A frequent source of controls is patients from the same hospital who do not have the outcome. This is important to consider when interpreting the results of case—control studies that should not be stated as to imply that there is causative relationship between the risk factor and the disease, e.
Confounders Matching controls to cases will mitigate the effects of confounders.
For example, if you wanted to test the hypothesis that a disease seen in adulthood is linked to factors occurring in young children, a prospective study would take decades to carry out. By definition, a case-control study is always retrospective because it starts with an outcome then traces back to investigate exposures.
Issues in the design of case-control studies Formulation of a clearly defined hypothesis As with all epidemiological investigations the beginning of a case-control study should begin with the formulation of a clearly defined hypothesis.
In our example, controls could be defined as patients who underwent elective intraocular surgery during the same period of time. An inherent issue with selecting cases is that a certain proportion of those with the disease would not have a formal diagnosis, may not present for medical care, may be misdiagnosed or may have died before getting a diagnosis.

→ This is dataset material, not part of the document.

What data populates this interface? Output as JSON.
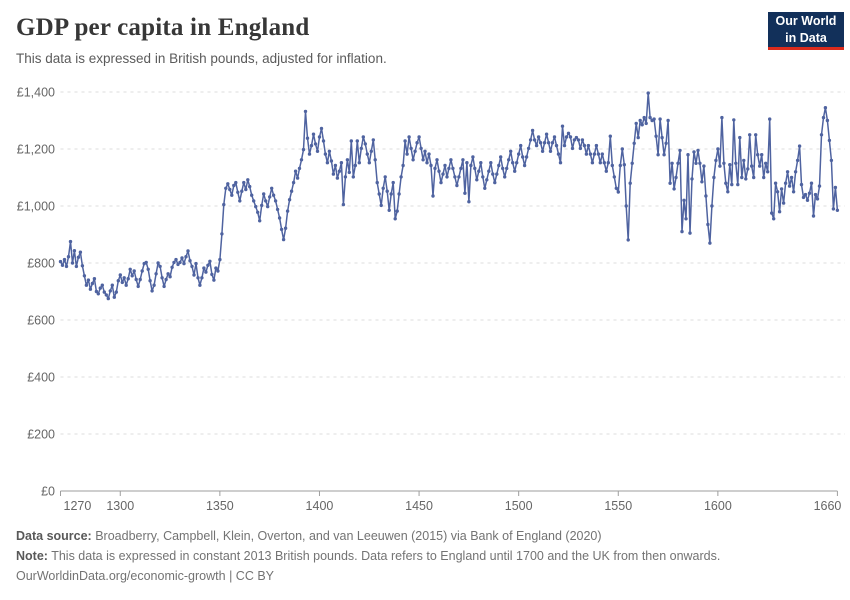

Source of cases Cases may be recruited from a number of sources; for example they may be recruited from a hospital, clinic, GP registers or may be population bases. Impact of windows and daylight exposure on overall health and sleep quality of office workers: a case-control pilot study. If a larger proportion of the cases smoke than the controls, that suggests, but does not conclusively show, that the hypothesis is valid. Cohort studies can assess a range of outcomes allowing an exposure to be rigorously assessed for its impact in developing disease.
Therefore, the ideal control group would comprise a random sample from the general population that gave rise to the cases. For example, individuals may modify their exposure following the onset of disease. Many valuable case-control studies, such as Lane and Claypon's investigation of risk factors for breast cancer, were retrospective investigations.
However, the choice of controls from a hospital setting should not include individuals with an outcome related to the exposure s being studied. In several situations, they have greater statistical power than cohort studies, which must often wait for a 'sufficient' number of disease events to accrue.
However, because the difference between the cases and the controls will be smaller, this results in a lower power to detect an exposure effect. This study would be retrospective in that the former lifeguards would be asked to recall which type of sunscreen they used on their face and approximately how often. A case-control study was conducted to investigate if exposure to zinc oxide is a more effective skin cancer prevention measure. It is likely that people who are diseased cases remember their exposure to the risk factor more accurately as compared to the controls. One way of illustrating the limitations of cause-and-effect is to look at associations found between a cultural factor and a particular health effect. Case—control studies are observational in nature and thus do not provide the same level of evidence as randomized controlled trials.